Para garantir o cumprimento da visão comum, os membros do Pacto Português para os Plásticos comprometeram-se a atingir, até 2025, as seguintes metas:

  • Eliminar os Plásticos de Uso Único Problemáticos e/ou Desnecessários;
  • 100% das Embalagens de Plástico serem Reutilizáveis, Recicláveis ou Compostáveis;
  • 70% de Taxa de Reciclagem de Embalagens de Plásticos;
  • 30%, em média, de Incorporação de Plástico Reciclado em Novas Embalagens de Plásticos;
  • Sensibilizar e Educar os Consumidores para o Uso Responsável, Sustentável e Circular dos Plásticos

O facto do vírus Covid-19 ser extremamente transmissível faz com que os materiais utilizados (por exemplo luvas, máscaras, hazmatic suits, etc.) apenas possam ser utilizados uma única vez e que sejam extremamente descartáveis. Considera que a pandemia foi um fator que veio atrasar a consecução das metas estabelecidas até 2025?

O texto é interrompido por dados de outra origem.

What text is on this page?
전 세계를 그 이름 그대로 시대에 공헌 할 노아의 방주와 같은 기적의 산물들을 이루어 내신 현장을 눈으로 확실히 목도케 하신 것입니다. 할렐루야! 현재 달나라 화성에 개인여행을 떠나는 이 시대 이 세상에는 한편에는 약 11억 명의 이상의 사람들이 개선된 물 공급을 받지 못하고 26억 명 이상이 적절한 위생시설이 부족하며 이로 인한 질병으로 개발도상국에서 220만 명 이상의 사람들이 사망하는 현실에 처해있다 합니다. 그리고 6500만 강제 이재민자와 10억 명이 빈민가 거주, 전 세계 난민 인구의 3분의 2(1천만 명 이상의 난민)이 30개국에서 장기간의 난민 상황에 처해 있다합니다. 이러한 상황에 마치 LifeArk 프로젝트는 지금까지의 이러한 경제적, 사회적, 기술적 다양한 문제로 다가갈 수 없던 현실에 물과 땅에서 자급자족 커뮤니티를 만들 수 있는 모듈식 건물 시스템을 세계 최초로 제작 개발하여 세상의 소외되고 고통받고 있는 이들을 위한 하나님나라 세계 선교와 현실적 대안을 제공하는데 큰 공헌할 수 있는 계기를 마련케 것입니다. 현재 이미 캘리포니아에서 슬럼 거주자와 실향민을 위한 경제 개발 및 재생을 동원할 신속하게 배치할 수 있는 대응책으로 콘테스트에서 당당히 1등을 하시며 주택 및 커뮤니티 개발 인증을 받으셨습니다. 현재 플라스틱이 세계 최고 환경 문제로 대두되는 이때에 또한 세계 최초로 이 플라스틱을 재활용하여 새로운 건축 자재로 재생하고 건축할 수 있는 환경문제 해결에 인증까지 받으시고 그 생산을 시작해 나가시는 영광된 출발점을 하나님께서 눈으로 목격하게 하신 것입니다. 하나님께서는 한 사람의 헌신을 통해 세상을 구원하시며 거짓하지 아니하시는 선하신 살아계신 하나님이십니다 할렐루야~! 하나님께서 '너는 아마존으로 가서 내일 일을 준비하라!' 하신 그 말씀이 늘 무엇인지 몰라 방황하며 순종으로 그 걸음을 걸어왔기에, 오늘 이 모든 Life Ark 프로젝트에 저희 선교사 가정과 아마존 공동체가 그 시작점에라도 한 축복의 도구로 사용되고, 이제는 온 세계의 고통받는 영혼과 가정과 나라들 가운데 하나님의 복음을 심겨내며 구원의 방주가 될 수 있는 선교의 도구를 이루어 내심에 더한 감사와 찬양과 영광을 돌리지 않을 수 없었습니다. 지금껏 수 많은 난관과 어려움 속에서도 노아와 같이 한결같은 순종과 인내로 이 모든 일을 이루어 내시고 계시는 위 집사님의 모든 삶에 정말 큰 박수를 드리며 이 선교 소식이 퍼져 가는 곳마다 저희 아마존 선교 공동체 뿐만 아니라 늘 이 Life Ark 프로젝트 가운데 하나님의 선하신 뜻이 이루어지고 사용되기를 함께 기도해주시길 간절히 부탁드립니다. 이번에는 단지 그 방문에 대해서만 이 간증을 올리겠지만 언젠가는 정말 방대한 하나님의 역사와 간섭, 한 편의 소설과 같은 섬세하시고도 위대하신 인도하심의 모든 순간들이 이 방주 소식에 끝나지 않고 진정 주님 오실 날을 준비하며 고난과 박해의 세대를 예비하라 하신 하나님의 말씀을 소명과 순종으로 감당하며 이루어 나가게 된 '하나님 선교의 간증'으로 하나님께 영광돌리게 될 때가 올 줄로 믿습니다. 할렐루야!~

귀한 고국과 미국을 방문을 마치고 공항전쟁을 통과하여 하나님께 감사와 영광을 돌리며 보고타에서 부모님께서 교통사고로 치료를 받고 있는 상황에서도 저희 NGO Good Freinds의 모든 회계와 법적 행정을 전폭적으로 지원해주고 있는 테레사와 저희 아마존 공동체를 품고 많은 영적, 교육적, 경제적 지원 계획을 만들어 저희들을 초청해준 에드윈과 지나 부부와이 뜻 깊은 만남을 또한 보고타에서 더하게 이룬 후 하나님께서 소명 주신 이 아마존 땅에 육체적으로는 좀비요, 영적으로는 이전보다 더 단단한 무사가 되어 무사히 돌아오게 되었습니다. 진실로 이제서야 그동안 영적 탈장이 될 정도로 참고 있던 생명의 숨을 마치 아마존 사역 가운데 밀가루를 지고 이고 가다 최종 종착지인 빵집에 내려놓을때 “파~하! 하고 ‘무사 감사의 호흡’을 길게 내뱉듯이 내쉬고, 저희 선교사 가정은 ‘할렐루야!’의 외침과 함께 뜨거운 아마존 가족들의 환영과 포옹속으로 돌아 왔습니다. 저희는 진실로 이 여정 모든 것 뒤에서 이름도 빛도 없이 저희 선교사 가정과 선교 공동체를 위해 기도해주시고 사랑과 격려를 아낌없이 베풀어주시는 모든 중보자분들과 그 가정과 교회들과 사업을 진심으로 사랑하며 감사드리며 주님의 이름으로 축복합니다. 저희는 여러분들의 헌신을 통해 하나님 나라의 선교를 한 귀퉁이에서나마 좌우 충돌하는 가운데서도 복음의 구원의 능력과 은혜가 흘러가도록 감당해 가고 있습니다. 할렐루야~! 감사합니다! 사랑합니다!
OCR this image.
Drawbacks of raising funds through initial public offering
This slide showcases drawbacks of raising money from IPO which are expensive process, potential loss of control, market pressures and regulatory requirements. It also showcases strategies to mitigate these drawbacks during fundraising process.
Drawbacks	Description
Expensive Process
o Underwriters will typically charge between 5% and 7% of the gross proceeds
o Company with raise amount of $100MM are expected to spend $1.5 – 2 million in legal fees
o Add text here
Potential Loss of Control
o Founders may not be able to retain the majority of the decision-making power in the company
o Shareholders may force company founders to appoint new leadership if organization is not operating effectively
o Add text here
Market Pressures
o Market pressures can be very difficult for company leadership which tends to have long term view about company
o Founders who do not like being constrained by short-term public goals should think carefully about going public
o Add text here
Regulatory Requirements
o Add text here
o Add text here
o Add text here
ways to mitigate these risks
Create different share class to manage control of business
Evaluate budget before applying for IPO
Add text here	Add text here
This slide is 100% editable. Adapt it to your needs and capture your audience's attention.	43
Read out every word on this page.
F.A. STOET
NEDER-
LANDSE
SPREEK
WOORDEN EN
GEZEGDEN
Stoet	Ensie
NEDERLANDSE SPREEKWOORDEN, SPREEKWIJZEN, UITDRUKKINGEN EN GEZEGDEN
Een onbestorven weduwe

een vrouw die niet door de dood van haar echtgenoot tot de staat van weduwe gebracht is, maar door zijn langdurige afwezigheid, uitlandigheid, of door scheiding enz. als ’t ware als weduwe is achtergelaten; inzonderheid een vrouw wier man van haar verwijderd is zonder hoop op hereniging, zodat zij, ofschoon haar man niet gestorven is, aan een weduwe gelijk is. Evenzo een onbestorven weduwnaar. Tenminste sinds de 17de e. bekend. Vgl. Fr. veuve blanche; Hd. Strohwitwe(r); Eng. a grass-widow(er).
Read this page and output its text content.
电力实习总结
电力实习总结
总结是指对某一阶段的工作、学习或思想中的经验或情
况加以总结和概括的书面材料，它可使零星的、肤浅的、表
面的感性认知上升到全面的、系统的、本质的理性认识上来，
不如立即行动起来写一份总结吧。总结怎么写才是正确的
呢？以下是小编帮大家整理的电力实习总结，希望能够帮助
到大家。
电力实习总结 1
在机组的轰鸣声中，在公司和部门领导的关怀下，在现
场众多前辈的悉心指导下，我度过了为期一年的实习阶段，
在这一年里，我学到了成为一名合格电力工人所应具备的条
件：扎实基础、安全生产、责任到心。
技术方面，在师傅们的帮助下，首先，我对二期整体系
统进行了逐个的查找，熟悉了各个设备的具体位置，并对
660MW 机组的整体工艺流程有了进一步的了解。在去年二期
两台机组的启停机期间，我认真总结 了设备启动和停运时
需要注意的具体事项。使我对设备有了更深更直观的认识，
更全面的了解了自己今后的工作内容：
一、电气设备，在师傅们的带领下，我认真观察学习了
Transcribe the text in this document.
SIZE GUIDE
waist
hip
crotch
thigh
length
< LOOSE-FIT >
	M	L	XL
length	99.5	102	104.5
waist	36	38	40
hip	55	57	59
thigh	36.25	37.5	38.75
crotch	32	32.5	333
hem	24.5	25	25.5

Um mês após o lançamento do Pacto Português para os Plásticos, a pandemia covid-19 entrava em Portugal, alterando, de forma repentina, as prioridades dos agentes económicos e sociais – garantir o menor impacto da pandemia na saúde e na economia portuguesa.

Contudo, mesmo com um cenário económico de grande condicionamento e imprevisibilidade, a cadeia de valor dos plásticos não só assumiu, como reforçou a sua liderança na transição para uma economia circular para os plásticos. Ultrapassado mais de um ano da iniciativa, hoje são mais de 100 os membros do Pacto Português para os Plásticos, quando no lançamento eram cerca de 50. Durante o primeiro ano, foram realizadas mais de 20 reuniões dos diferentes grupos de trabalho da iniciativa (remotamente), sempre com uma afluência muito elevada de participantes.

Mas mais do que o volume de reuniões, destaca-se o resultado das mesmas. Foi possível concretizar o primeiro grande objetivo, o de chegar a um acordo sobre plásticos de uso único considerados problemáticos e/ou desnecessários, que os membros da iniciativa se comprometem a eliminar até 2025. Foi possível concretizar o documento estratégico da iniciativa – o Roadmap 2025 – que define o caminho a seguir para a concretização das ambiciosas metas da iniciativa em 2025. Desenvolveu-se e implementou-se a primeira campanha de comunicação do Pacto Português para os Plásticos – a campanha “Vamos Reinventar o Plástico” – que tem sido amplamente divulgada pelos nossos membros, principalmente através dos seus canais digitais e nas lojas de alguns retalhistas. Promoveram-se duas semanas de conhecimento, onde especialistas, nacionais e internacionais, apresentaram as inovações e tendências nas áreas da reutilização e da inovação de embalagem.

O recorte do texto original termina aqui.